A North American energy market is important for both national and continental security and a better quality of life for all. The main reason we should celebrate our newfound North American energy clout is its ability to create and sustain good jobs in all three nations. With proper human capital development and a strong planning and regulatory process to protect the natural environment, the benefits can be broad-based and sustainable.

Energy interdependence and (through the leveraging of complementarities) energy security begins with having enough power and pipeline infrastructure to move electrons and hydrocarbons and perhaps even captured carbon across national borders. The US, strategically positioned between Canada and Mexico, is a major winner, as it is able to import and export to friendly neighboring nations and across land borders instead of engaging continually in the expensive practice of loading, moving, and unloading ships.

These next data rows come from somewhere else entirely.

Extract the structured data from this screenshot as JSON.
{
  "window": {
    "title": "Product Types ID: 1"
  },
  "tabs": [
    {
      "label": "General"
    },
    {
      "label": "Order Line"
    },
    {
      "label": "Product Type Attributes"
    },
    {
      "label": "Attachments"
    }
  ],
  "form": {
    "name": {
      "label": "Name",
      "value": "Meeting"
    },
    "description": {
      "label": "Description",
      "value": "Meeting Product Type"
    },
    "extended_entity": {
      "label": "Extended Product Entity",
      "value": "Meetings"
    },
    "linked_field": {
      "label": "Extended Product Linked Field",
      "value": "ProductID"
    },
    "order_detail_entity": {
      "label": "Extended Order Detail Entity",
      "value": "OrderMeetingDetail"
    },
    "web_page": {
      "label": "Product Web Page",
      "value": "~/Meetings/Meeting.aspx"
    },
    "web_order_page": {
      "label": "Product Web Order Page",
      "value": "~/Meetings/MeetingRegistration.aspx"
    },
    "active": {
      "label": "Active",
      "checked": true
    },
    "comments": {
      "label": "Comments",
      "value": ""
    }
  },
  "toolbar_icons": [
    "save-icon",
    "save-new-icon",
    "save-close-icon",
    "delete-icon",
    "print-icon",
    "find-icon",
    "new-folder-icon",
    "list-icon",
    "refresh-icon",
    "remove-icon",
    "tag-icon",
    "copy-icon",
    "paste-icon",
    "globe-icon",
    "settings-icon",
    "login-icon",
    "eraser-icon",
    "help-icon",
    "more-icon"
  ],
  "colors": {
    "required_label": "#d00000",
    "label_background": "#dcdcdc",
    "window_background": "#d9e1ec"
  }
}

In Mexico, energy reform will spur oil exploration and development, both in old fields where enhanced recovery techniques and technological investment will allow extraction from deeper and more complex known reserves. In addition, new oil and gas resources will become available as private energy companies take advantage of the new legal framework.

Finally, the electricity market in Mexico and the United States will be transformed as new conventional and renewable sources come on line. Additionally, more cross-border energy trade should be anticipated and prepared for.